Além disso, com a retirada das Farc também desapareceu aquela que era, até certo ponto, uma instância de proteção para os índios. Embora a guerrilha fosse indesejada pela maioria das comunidades nativas, ela não era o maior inimigo.
"Com as Farc, chegava-se a algum tipo de arranjo. Sabia-se o que elas queriam, por exemplo plantar coca. Mas, na concepção dos índios, elas respeitavam a terra e cuidavam para que as indústrias agropecuária e mineradora não entrassem lá", explica Lauer Perez. "Os indígenas estão muito apreensivos sobre como a coisa pode ser contida." Por parte do governo, eles não têm por que esperar grandes ajudas.
Também na opinião de Ulrich Morenz, assessor para a Colômbia na Associação para Povos Ameaçados (GfbV, na sigla em alemão), as Farc representavam um certo "poder ordenador" para os nativos, apesar de tudo. Agora, quando problemas aparecem, ninguém mais sabe com quem negociar. "Bem rápido a decepção se espalhou, pois viu-se que as Farc foram substituídas por outros grupos. Isso também tornou os contextos, em parte, ainda mais complexos."
Indígenas resistirão
Novos e antigos grupos guerrilheiros, quadrilhas criminosas e paramilitares procuram atualmente preencher o vácuo de poder deixado pelas Farc, desde seu desarmamento, e penetram nas suas antigas regiões.
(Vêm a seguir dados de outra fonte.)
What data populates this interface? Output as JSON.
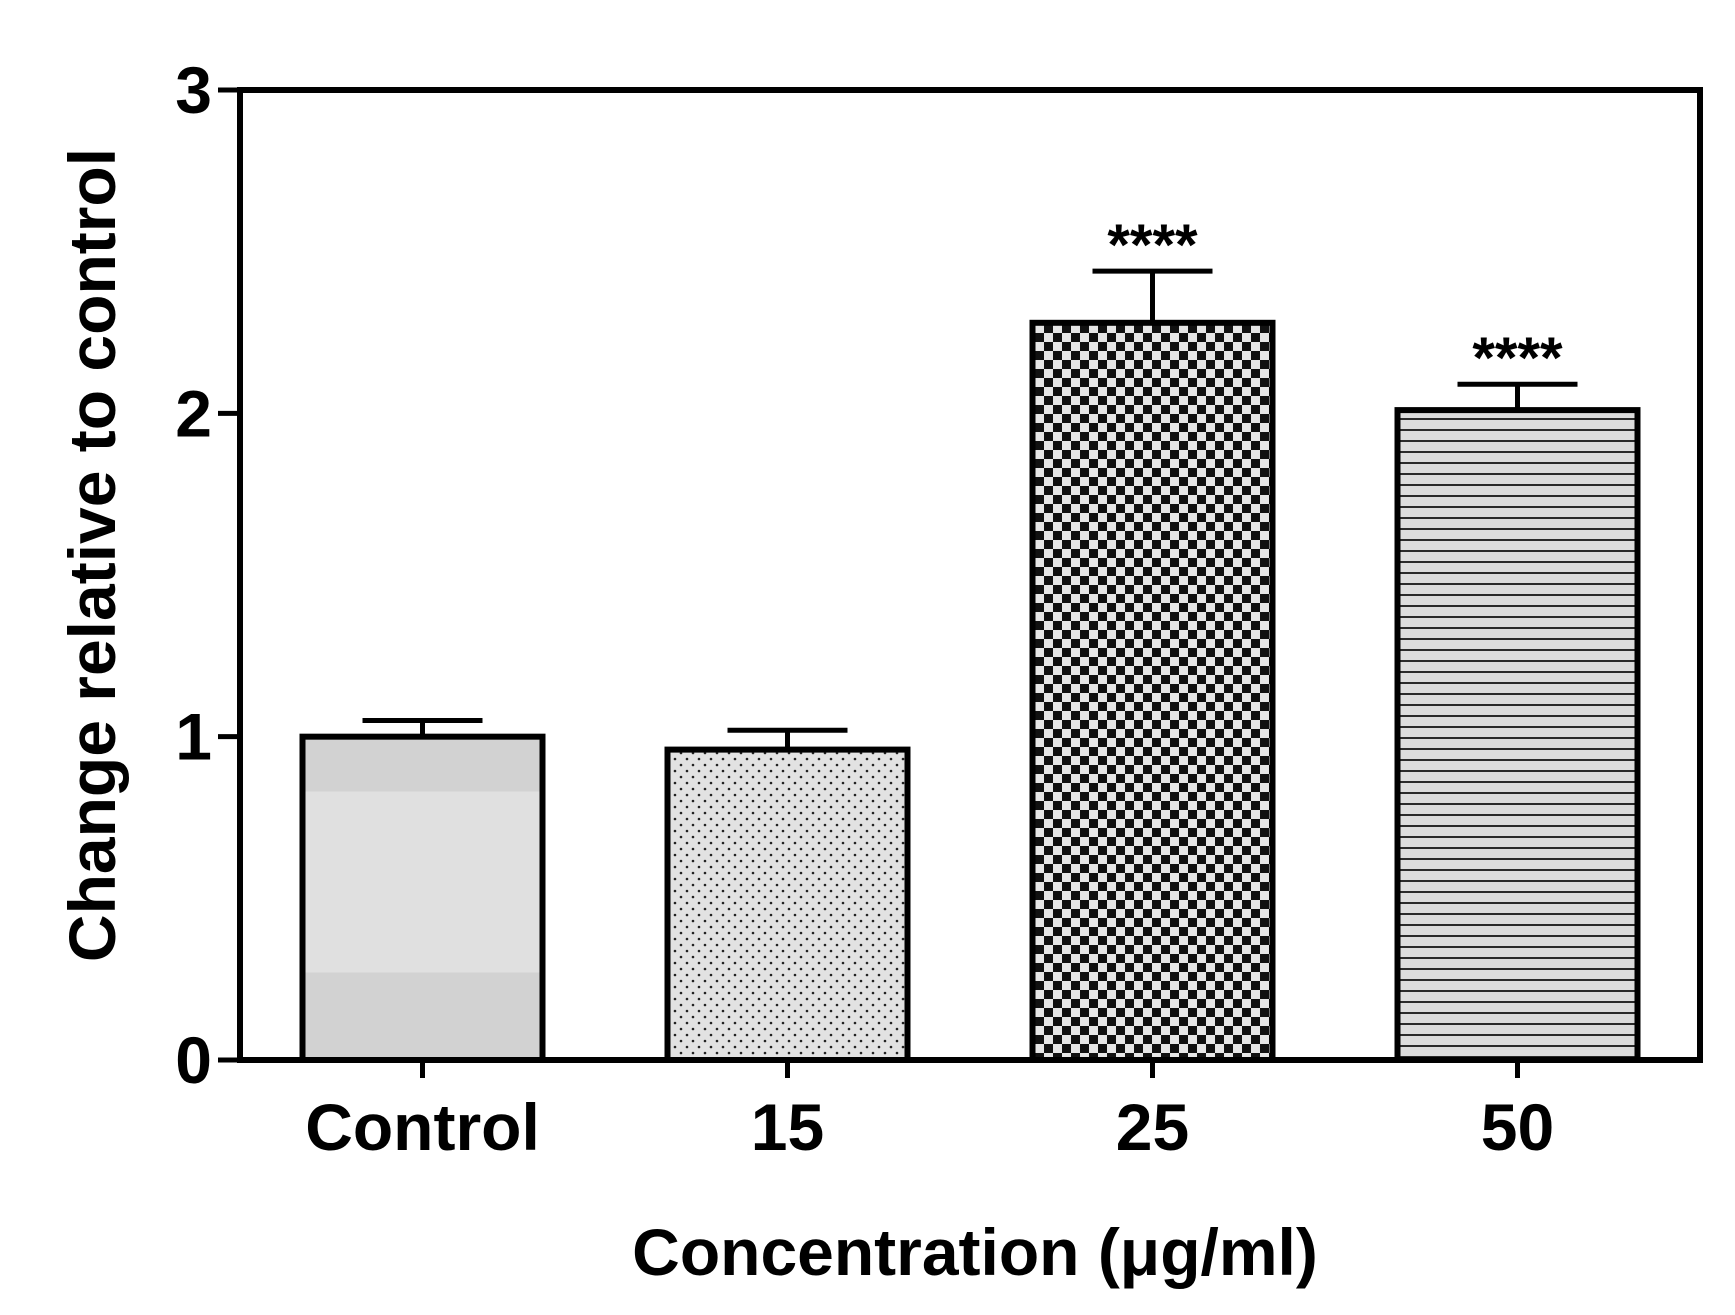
{
  "chart_data": {
    "type": "bar",
    "title": "",
    "xlabel": "Concentration (μg/ml)",
    "ylabel": "Change relative to control",
    "categories": [
      "Control",
      "15",
      "25",
      "50"
    ],
    "values": [
      1.0,
      0.96,
      2.28,
      2.01
    ],
    "errors": [
      0.05,
      0.06,
      0.16,
      0.08
    ],
    "significance": [
      "",
      "",
      "****",
      "****"
    ],
    "patterns": [
      "solid",
      "dots",
      "checker",
      "hlines"
    ],
    "ylim": [
      0,
      3
    ],
    "yticks": [
      "0",
      "1",
      "2",
      "3"
    ],
    "grid": false,
    "colors": {
      "bar_fill": "#d9d9d9",
      "outline": "#000000",
      "pattern_dark": "#111111"
    }
  }
}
"As ocorrências violentas, de fato, diminuíram, mas parece que agora se assassina de forma mais direcionada", relata Morenz. "Ativistas sociais, também numerosos indígenas, são atingidos por essas matanças", as quais "acontecem com frequência desproporcional nas regiões em que as Farc eram antes ativas".
Monika Lauer Perez, da Adveniat, acredita que os indígenas colombianos ainda sofrerão muito, após o tratado de paz. "Mas também acho que eles não vão recuar, como fizeram tantas vezes na história. Acredito que eles estão dispostos a assumir essa briga. Não pegando em armas, mas com seus meios tradicionais, pacíficos."
Na aldeia de Felipe Bailerín, é fato que, nos últimos anos, a violência recuou. Mas a luta está longe de ter acabado. Afinal, como dizem os próprios nativos, um indígena sem terra não é um indígena.